Around St. Paul's Churchyard whirled the car, its engine running
strongly and almost noiselessly. The great bell of St. Paul's boomed
out the half-hour.
"Oh!" cried Mollie Gretna, "how that made me jump! What a beautifully
gloomy sound!"
Kilfane murmured some inaudible reply, but neither Pyne nor Rita
spoke.
Cornhill and Leadenhall Street, along which presently their route lay,
offered a prospect of lamp-lighted emptiness, but at Aldgate they
found themselves amid East End throngs which afforded a marked
contrast to those crowding theatreland; and from thence through
Whitechapel and the seemingly endless Commercial Road it was a
different world into which they had penetrated.

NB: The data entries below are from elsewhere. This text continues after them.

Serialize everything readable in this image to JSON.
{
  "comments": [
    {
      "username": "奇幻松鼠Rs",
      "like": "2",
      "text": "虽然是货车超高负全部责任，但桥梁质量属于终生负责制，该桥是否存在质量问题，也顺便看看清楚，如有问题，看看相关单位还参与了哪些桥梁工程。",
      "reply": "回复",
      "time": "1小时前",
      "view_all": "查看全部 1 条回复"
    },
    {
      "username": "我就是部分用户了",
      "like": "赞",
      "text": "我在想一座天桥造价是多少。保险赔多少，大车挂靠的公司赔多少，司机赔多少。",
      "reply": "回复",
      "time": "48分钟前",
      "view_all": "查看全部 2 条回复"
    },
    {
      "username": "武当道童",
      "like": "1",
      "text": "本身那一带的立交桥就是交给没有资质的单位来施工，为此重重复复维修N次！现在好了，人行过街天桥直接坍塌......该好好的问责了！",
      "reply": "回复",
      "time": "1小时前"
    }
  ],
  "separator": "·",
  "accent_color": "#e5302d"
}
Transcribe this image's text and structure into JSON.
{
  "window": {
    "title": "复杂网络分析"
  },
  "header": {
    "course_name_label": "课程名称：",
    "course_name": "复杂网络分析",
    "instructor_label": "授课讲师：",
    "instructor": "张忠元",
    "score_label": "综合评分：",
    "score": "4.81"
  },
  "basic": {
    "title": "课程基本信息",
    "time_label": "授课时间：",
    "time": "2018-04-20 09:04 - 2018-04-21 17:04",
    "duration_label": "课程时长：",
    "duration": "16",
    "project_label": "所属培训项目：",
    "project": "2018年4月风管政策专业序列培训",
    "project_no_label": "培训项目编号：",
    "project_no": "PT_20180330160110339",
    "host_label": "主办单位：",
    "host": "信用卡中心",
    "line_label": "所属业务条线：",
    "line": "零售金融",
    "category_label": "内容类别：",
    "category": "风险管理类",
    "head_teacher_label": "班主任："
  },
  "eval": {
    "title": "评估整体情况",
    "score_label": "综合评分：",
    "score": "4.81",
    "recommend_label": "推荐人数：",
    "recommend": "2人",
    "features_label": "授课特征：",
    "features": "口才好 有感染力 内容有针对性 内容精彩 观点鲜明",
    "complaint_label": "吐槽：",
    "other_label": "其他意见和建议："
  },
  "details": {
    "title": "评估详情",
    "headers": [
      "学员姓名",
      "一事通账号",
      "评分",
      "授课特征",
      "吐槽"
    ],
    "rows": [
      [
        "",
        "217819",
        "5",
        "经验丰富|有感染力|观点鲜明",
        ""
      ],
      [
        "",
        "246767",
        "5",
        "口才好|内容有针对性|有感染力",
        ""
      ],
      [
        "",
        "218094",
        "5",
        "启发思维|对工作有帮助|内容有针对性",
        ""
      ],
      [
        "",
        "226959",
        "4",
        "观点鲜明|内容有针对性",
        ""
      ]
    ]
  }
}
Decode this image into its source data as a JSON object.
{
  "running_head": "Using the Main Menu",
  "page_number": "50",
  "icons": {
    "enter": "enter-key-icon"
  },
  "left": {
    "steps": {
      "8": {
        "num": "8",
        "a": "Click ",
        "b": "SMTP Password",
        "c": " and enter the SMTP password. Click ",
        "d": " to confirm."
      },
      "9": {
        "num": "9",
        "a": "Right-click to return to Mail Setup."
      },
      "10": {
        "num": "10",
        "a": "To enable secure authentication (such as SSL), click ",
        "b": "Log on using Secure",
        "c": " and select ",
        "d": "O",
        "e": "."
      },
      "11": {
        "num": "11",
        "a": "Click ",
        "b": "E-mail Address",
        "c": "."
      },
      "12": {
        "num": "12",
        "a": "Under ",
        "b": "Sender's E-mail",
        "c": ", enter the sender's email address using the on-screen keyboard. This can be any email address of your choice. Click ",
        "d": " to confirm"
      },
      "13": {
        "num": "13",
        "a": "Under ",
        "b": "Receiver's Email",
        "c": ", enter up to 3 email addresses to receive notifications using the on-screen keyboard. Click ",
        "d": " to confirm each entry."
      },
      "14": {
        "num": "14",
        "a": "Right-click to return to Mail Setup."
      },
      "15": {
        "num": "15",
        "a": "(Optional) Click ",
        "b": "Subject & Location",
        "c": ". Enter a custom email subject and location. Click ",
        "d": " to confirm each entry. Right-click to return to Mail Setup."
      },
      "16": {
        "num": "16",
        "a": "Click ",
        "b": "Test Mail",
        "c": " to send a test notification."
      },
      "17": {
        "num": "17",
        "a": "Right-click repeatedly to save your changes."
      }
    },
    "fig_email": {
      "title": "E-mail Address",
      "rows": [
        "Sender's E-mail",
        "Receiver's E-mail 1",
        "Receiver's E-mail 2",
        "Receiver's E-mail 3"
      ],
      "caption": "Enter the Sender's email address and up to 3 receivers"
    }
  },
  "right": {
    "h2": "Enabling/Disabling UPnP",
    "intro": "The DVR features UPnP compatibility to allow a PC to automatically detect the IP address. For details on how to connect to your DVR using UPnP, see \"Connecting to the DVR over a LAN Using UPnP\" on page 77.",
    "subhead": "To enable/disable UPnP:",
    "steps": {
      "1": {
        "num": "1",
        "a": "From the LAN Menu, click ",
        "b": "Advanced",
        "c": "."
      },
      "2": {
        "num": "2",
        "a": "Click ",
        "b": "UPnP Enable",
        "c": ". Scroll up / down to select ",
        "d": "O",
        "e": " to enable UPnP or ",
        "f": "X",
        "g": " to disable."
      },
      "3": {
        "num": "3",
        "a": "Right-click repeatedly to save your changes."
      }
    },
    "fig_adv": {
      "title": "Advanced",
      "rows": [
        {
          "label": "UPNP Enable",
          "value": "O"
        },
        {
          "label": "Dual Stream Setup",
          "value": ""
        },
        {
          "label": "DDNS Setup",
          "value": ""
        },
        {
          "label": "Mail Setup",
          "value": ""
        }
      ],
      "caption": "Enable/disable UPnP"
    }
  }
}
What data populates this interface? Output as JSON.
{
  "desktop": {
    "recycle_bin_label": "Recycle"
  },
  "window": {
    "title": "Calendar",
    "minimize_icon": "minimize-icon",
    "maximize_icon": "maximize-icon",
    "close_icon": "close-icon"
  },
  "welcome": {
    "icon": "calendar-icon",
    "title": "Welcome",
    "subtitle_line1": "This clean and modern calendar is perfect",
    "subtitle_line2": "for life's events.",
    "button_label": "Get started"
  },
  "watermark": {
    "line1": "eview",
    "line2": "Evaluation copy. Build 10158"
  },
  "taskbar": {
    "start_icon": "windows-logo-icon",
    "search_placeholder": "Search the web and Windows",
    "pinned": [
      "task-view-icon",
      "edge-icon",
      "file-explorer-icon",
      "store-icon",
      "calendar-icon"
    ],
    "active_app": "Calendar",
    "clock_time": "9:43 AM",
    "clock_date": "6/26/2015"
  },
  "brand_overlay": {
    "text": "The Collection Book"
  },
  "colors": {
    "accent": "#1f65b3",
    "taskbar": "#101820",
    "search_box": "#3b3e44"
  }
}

Rita hitherto had never seen the East End on a Saturday night, and the
spectacle afforded by these busy marts, lighted by naphtha flames, in
whose smoky glare Jews and Jewesses, Poles, Swedes, Easterns, dagoes,
and halfcastes moved feverishly, was a fascinating one. She thought
how utterly alien they were, the men and women of a world unknown to
that society upon whose borders she dwelled; she wondered how they
lived, where they lived, why they lived.